La suite du rapport indique que, selon l'analyse du Centre d'études stratégiques et internationales (CSIS), les forces américaines ont utilisé des milliers de missiles de croisière, de missiles intercepteurs et de systèmes de défense avancés pendant les 39 jours de guerre, bien au-delà des estimations initiales. Parmi les systèmes particulièrement endommagés figuraient certains composants du système de défense antimissile et antiaérien américain : les missiles de croisière Tomahawk, les missiles intercepteurs Patriot, les systèmes THAAD et les missiles SM-3 et SM-6.

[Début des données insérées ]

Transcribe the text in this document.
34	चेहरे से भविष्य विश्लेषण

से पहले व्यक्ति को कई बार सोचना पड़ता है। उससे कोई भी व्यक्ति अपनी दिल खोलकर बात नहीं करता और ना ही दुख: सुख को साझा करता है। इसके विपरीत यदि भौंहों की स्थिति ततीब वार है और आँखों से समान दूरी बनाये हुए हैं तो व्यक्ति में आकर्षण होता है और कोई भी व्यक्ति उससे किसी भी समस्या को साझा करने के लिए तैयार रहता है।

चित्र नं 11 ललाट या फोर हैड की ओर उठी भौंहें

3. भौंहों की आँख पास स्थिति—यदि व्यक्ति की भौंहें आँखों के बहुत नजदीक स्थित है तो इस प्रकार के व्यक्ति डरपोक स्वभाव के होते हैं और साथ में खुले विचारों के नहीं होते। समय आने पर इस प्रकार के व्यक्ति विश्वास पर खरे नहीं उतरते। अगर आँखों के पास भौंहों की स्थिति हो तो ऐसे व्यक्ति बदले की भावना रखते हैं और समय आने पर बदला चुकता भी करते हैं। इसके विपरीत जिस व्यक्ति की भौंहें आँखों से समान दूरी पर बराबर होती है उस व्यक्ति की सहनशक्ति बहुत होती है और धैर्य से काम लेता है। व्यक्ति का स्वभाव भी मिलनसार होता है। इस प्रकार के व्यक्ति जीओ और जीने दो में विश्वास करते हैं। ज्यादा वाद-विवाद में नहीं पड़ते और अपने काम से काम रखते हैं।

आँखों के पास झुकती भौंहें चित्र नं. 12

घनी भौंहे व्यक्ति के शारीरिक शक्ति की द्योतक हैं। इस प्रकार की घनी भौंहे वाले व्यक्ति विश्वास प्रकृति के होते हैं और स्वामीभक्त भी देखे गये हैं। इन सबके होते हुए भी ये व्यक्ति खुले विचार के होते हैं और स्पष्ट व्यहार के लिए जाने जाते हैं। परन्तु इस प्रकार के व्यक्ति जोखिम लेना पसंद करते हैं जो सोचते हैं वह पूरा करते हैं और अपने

Selon ce rapport, ces systèmes n'étaient pas prévus pour une seule scène d'opération, mais sont même considérés comme des atouts stratégiques pour les États-Unis dans des scénarios beaucoup plus vastes. On estime qu'un missile Tomahawk coûte environ 2,6 millions de dollars, un missile SM-3 environ 28,7 millions de dollars, un SM-6 environ 5,3 millions de dollars, un système THAAD environ 15,5 millions de dollars et un missile Patriot environ 3,9 millions de dollars.
Haaretz a précisé que lorsque ces coûts sont combinés à des milliers de tirs sur quelques semaines, les coûts atteignent des milliards de dollars en très peu de temps. Selon ces estimations, les États-Unis ont utilisé plus de 850 missiles Tomahawk pendant la guerre. Il a également été rapporté que des milliers de missiles Patriot ont été utilisés.
Cependant, le problème ne réside pas seulement dans la quantité utilisée, mais dans le remplissage très lent des réserves. Pour certains systèmes, les fabricants estiment que la période entre la commande et la livraison peut aller jusqu'à quatre ans. Les analystes estiment que si les États-Unis étaient contraints de s'engager dans un autre affrontement majeur, par exemple avec la Chine, il pourrait s'avérer que les réserves actuelles sont dangereusement faibles.